Secretary van der Vaart Awards DEQ Employee with N.C. Environmental Education Certification

Wednesday, September 21, 2016 - 11:00am

Secretary Donald R. van der Vaart presented Thomas Slusser with a certificate this week for completing the department’s North Carolina Environmental Education Certification Program. This presentation was especially noteworthy, as Slusser is not an educator by profession but works in the DEQ Division of Waste Management's Pre-Regulatory Landfill Unit, which is a risk-based program that mitigates the health and environmental risks associated with old municipal landfills.

In his work with waste management, Slusser has the opportunity to get involved with local communities and often communicates with a broad range of people including landowners, environmental consultants, local government agencies and concerned citizens. Although Slusser’s primary job isn’t education, the certification program provides employees with skills to communicate with diverse audiences of all ages and can be beneficial for employees who work in regulatory agencies.  “The program helped me learn tools and techniques for communicating environmental awareness and issues. The teaching methods portion of the program was key, as well as my experiences participating in programs,” said Slusser.

Pictured above (from left to right) are Michael Scott, Division Director, Division of Waste Management, Thomas Slusser, Secretary van der Vaart, and James Bateson, Superfund Section Chief, Division of Waste Management.

When asked what experience in the program stood out for him, Slusser’s immediate answer was the  Methods of Teaching Environmental Education workshop. “I am quite comfortable with public speaking, but teaching is quite different for me because of the need to capture the attention of an audience, get them engaged, and redirect them when necessary.
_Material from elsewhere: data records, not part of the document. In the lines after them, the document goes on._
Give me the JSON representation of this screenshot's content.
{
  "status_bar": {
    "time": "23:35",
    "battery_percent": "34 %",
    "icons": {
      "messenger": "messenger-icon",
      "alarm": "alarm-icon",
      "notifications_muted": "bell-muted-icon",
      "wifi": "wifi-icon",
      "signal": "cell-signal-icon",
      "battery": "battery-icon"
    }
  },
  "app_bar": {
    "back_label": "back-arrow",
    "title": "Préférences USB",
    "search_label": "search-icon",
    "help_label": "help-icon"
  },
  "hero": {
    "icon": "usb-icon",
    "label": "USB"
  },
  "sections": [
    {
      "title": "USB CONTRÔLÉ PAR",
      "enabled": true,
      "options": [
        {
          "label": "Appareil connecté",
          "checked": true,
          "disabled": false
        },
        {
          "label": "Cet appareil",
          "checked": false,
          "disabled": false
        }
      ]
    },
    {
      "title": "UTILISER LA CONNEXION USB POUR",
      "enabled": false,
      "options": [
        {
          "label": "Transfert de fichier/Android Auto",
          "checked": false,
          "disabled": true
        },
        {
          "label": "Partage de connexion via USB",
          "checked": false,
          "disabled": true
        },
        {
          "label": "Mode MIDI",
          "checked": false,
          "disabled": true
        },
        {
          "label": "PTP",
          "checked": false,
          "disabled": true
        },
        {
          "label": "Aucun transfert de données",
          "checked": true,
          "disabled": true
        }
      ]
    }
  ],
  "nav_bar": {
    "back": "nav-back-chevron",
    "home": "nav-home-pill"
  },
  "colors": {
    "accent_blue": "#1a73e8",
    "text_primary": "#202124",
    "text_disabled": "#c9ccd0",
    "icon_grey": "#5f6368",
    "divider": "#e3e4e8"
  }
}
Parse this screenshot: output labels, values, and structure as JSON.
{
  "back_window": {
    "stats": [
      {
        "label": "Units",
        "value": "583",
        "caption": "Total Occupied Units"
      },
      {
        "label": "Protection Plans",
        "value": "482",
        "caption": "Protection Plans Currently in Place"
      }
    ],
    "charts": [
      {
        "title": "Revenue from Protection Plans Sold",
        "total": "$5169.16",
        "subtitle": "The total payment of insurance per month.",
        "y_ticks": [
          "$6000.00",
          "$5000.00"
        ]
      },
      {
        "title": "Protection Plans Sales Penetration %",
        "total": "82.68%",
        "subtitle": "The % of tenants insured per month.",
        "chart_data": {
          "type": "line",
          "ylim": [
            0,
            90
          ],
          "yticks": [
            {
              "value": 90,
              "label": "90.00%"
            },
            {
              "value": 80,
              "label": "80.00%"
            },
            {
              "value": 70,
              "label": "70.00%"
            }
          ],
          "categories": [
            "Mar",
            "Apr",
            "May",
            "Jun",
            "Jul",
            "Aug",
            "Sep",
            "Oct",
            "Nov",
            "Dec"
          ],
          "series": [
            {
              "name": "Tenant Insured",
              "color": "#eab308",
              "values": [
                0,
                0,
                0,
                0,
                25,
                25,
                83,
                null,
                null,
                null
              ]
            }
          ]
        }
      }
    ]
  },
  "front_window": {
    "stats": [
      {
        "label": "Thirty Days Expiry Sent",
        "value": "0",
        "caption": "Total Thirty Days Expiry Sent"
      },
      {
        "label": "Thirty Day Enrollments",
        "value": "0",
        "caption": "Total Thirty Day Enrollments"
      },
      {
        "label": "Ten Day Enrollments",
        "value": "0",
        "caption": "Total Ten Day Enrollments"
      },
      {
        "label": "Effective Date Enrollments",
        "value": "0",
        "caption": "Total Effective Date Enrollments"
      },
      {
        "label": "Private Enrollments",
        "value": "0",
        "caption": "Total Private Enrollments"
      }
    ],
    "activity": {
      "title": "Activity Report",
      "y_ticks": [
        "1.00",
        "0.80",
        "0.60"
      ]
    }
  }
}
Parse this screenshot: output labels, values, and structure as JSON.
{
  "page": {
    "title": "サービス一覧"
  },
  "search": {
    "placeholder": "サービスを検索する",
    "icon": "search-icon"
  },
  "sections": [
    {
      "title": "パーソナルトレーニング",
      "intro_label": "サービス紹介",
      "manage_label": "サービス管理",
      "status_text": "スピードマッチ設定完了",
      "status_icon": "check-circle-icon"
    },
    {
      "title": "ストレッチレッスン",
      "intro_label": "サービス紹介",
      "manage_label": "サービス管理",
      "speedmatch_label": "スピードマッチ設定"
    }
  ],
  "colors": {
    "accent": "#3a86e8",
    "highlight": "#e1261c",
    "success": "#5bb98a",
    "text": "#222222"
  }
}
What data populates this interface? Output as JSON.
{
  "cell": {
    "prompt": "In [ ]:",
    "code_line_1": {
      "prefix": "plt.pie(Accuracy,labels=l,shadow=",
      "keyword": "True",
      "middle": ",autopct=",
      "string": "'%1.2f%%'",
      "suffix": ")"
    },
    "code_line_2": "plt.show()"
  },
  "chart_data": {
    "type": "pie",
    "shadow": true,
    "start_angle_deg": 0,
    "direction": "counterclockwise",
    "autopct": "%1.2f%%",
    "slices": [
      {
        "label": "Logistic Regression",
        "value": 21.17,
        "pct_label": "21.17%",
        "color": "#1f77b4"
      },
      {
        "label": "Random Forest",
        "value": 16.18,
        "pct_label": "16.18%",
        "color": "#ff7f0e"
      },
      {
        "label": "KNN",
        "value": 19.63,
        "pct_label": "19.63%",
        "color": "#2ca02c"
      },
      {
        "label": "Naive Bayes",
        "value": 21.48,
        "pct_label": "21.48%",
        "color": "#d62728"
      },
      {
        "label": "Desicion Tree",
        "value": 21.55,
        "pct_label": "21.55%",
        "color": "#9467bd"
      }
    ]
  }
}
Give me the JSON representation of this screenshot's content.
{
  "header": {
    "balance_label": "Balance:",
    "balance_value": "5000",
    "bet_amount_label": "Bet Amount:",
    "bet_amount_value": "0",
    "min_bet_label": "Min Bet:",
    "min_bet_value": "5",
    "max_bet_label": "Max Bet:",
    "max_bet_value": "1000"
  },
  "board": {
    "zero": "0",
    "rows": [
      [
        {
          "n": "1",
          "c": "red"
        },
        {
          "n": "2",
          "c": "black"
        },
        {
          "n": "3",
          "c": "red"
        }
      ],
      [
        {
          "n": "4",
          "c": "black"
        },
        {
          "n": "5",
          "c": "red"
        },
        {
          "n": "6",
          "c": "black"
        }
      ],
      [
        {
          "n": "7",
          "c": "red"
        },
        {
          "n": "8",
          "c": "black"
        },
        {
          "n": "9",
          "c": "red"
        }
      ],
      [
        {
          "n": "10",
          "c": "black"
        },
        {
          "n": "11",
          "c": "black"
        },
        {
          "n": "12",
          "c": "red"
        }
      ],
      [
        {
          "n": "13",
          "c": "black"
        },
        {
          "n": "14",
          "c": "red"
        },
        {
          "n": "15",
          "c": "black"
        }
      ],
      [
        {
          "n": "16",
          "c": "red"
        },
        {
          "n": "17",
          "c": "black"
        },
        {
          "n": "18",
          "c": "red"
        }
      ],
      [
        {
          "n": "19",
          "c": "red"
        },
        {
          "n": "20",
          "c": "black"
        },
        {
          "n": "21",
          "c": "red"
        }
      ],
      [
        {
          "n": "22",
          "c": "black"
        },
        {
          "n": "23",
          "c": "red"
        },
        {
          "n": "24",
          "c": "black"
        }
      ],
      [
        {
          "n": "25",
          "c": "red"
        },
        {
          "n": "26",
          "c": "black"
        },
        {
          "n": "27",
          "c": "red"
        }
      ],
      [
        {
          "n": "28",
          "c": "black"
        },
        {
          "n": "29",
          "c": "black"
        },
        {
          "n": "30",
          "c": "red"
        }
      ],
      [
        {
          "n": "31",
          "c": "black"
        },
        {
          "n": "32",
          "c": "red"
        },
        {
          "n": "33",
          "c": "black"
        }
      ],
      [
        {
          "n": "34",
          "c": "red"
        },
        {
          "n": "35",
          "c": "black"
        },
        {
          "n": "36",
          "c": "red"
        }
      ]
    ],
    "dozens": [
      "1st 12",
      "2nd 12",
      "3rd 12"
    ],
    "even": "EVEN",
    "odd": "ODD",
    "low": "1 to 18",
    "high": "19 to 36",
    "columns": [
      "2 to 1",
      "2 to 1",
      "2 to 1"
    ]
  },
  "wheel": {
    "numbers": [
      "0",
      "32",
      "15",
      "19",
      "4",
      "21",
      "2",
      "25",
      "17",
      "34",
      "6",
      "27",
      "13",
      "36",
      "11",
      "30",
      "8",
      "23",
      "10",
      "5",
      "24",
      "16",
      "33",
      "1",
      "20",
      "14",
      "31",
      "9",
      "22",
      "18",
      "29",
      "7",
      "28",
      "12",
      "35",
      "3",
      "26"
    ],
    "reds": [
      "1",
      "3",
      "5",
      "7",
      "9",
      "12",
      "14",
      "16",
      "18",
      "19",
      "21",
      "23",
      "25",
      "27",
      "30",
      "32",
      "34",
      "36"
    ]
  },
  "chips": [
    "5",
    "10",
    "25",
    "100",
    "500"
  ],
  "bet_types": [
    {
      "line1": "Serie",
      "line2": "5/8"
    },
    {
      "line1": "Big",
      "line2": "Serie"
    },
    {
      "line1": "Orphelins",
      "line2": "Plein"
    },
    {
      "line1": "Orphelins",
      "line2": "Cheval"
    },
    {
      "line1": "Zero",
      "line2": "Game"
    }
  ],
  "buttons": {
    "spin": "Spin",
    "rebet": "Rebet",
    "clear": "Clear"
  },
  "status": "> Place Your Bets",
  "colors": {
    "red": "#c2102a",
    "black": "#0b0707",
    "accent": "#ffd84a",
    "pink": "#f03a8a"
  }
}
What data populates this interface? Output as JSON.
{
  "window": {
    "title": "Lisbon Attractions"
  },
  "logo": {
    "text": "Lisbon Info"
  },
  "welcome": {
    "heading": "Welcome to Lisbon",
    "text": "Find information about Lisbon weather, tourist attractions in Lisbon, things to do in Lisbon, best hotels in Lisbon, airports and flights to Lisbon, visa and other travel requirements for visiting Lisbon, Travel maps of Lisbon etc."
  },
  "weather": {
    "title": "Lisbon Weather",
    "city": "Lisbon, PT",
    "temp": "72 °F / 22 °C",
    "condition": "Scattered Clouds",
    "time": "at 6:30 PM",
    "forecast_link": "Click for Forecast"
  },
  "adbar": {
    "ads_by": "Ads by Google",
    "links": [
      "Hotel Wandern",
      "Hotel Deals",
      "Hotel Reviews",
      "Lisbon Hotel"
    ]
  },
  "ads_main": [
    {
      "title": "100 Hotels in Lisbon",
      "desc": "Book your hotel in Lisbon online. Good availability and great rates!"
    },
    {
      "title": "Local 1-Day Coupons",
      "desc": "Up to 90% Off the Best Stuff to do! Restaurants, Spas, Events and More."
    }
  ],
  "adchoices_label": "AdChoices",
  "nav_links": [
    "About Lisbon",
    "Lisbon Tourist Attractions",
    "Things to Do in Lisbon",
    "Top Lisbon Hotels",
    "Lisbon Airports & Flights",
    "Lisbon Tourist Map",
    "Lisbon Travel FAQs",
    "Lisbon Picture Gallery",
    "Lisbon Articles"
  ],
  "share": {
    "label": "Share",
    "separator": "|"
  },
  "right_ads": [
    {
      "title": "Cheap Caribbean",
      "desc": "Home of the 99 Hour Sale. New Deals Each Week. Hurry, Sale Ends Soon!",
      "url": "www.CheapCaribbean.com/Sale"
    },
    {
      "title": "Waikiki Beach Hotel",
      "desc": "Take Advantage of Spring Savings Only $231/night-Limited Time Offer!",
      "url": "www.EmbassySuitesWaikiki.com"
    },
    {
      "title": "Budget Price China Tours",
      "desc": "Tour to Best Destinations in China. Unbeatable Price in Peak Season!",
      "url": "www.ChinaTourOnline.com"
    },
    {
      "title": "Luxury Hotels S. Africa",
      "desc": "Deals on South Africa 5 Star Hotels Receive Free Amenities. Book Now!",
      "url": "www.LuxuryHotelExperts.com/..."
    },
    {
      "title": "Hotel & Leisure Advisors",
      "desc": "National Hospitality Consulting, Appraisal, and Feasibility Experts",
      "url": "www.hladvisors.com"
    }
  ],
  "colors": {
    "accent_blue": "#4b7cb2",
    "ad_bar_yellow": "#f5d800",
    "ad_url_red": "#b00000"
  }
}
This was very helpful when doing my teaching hours, which I did with my son's kindergarten, 1st grade, and 2nd grade classes. I had to learn more and more each year and increase the quality of my content as well as providing stronger engagement with the kids. The teaching experience gives me a great appreciation for classroom teachers!”

The certification program also requires a community partnership project. For his project Slusser worked with the N.C. Museum of Natural Sciences’ Prairie Ridge Ecostation to develop a digital trail map for their Ethnobotany Tree Trail. “The trail map is based on Google Earth and Google Maps, which has icons for each tree featured on the trail. Tree icons act as virtual signs that can be clicked on to summon pictures, detailed descriptions, and an audio explanation,” said Slusser. Teachers and the public can use this digital trail map as an onsite guide, pre-trip planning, or as virtual experience if they can’t go to the site.

Throughout the program Slusser was a popular guest speaker at his son’s school. “I really enjoyed doing my teaching hours at my son's school. It was a great way to see him and the kids are really great, they were always excited to have a guest, and they made me feel like a star!”. When Slusser isn’t working, he enjoys exploring the outdoors with his wife and young children.